The bronze sculpture, by Canadian artist Timothy P. Schmalz, has sparked outrage and praise in the nine cities throughout the world where it has been installed. Churches in Toronto rejected it. Pope Francis blessed it.
To some, the sculpture is blasphemous — Jesus was the Son of God, not a homeless man. To others, including First Presbyterian Pastor David Swanson, it perfectly represents Jesus as a man of the marginalized.
"Jesus identified with the suffering and the circumstances of the homeless," Swanson said. "To me, it says everyone has dignity and worth, and it's a reminder to everyone that when you do it to the least of these, we're doing it to him."
The depiction of Jesus is subtle. The face of the man on the bench is covered by a blanket. Only his feet protrude from beneath the blanket with the telltale scars of the nail holes from his crucifixion.
"It's very striking. It just looks like someone in a shroud or a blanket. You don't see a face, but when you look at it closely, you see the scars on the feet, and you realize it's Jesus," Swanson said.
Orlando was selected not because it has an inordinate amount of homeless people, but because the ambition of the sculptor is to have one in every major American city.
"It wasn't your specific homeless situation, but there is a specific homeless situation in every major city," said Tony Frey, Schmalz's business partner and the person responsible for scouting locations for the sculpture.

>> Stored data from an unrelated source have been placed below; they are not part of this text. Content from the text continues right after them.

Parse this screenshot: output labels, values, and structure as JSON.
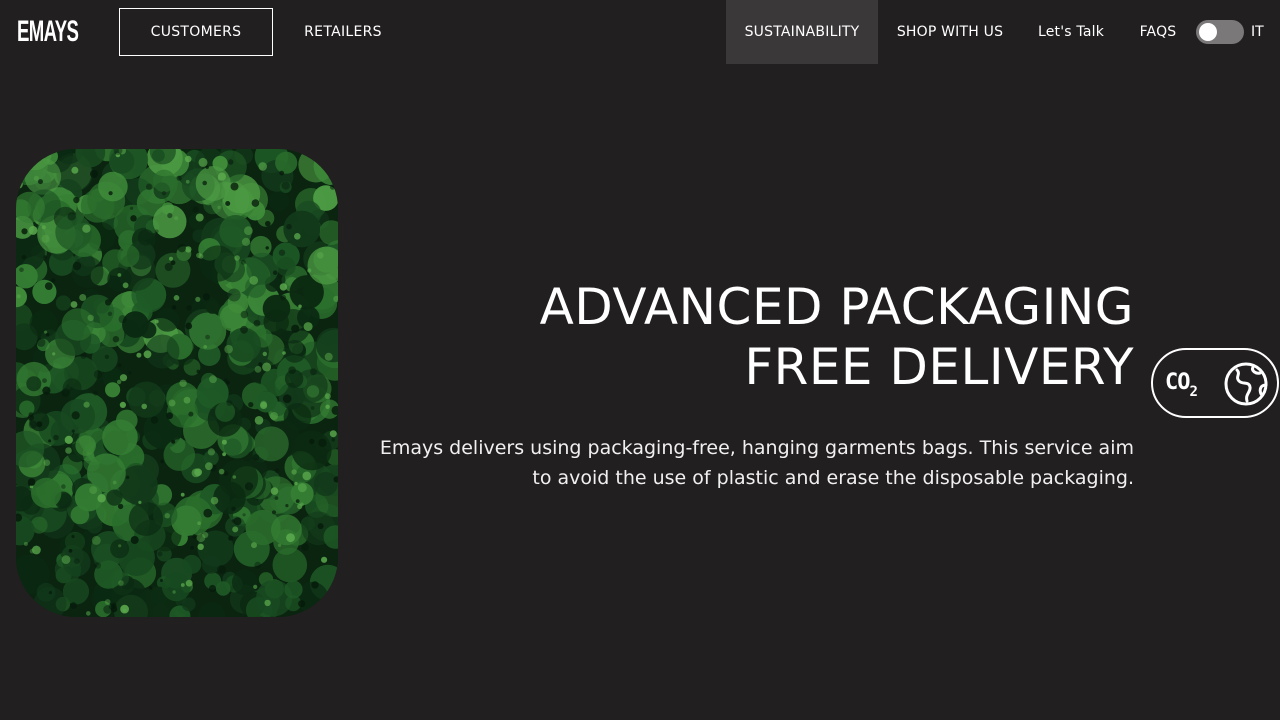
{
  "brand": {
    "logo_text": "EMAYS"
  },
  "nav": {
    "customers": "CUSTOMERS",
    "retailers": "RETAILERS",
    "sustainability": "SUSTAINABILITY",
    "shop": "SHOP WITH US",
    "talk": "Let's Talk",
    "faqs": "FAQS",
    "language": "IT",
    "language_toggle_on": false
  },
  "hero": {
    "title_line1": "ADVANCED PACKAGING",
    "title_line2": "FREE DELIVERY",
    "description": "Emays delivers using packaging-free, hanging garments bags. This service aim to avoid the use of plastic and erase the disposable packaging.",
    "image_icon": "forest-aerial-image"
  },
  "badge": {
    "co2_main": "CO",
    "co2_sub": "2",
    "icon": "globe-icon"
  },
  "colors": {
    "background": "#221f20",
    "active_nav_bg": "#3b3839",
    "text": "#ffffff",
    "toggle_track": "#7a7879"
  }
}
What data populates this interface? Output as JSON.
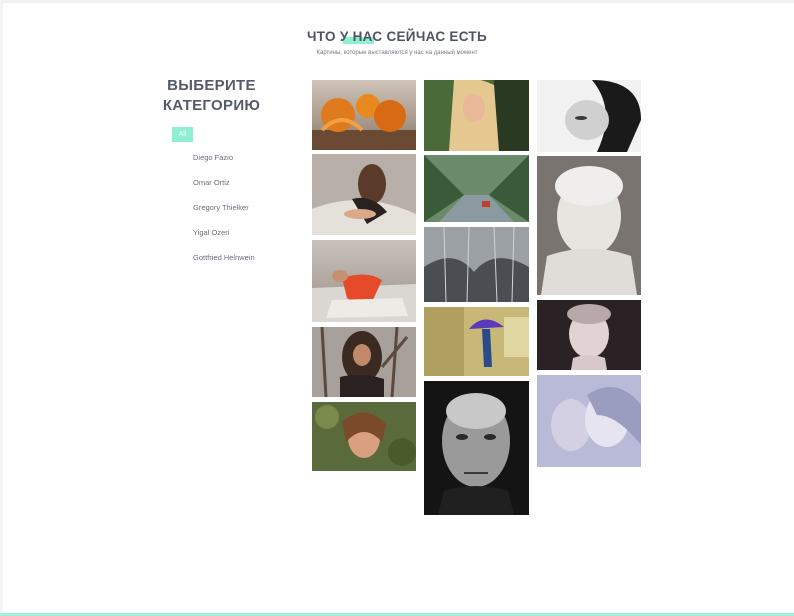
{
  "header": {
    "title": "ЧТО У НАС СЕЙЧАС ЕСТЬ",
    "subtitle": "Картины, которые выставляются у нас на данный момент"
  },
  "sidebar": {
    "heading_line1": "ВЫБЕРИТЕ",
    "heading_line2": "КАТЕГОРИЮ",
    "filter_all": "All",
    "categories": [
      {
        "label": "Diego Fazio"
      },
      {
        "label": "Omar Ortiz"
      },
      {
        "label": "Gregory Thielker"
      },
      {
        "label": "Yigal Ozeri"
      },
      {
        "label": "Gottfried Helnwein"
      }
    ]
  },
  "colors": {
    "accent": "#8ef0d0",
    "heading": "#4f5363",
    "body_text": "#6a6f7c"
  }
}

Frey, who is familiar with Orlando because his mother-in-law lives in Winter Park, said Swanson was the first to respond to a query he sent four downtown Orlando churches. Swanson said he had read about the sculpture in other cities and felt his church was the perfect place for Homeless Jesus in Orlando.
First Presbyterian feeds breakfast to an estimated 200 homeless people every Sunday and donates $150,000 annually to homeless organizations, and Swanson serves on the board of the Commission on Homelessness in Orlando. But the church also has the affluence within its congregation to find a donor to contribute the $40,000 the sculpture costs to create, transport and install.
"For me, the $40,000 will remind people that Jesus is still with us and wants us to see the least and the lost," Swanson said.
Swanson expects Homeless Jesus will be in place in April, when it will join those already in place in Knoxville, Tenn.; Chicago; Phoenix; Charleston, W.Va.; and Davidson, N.C. Other American cities that have ordered the sculpture include Austin, Texas; Washington, D.C.; Buffalo, N.Y.; Cincinnati; Oklahoma City; and Montgomery, Ala.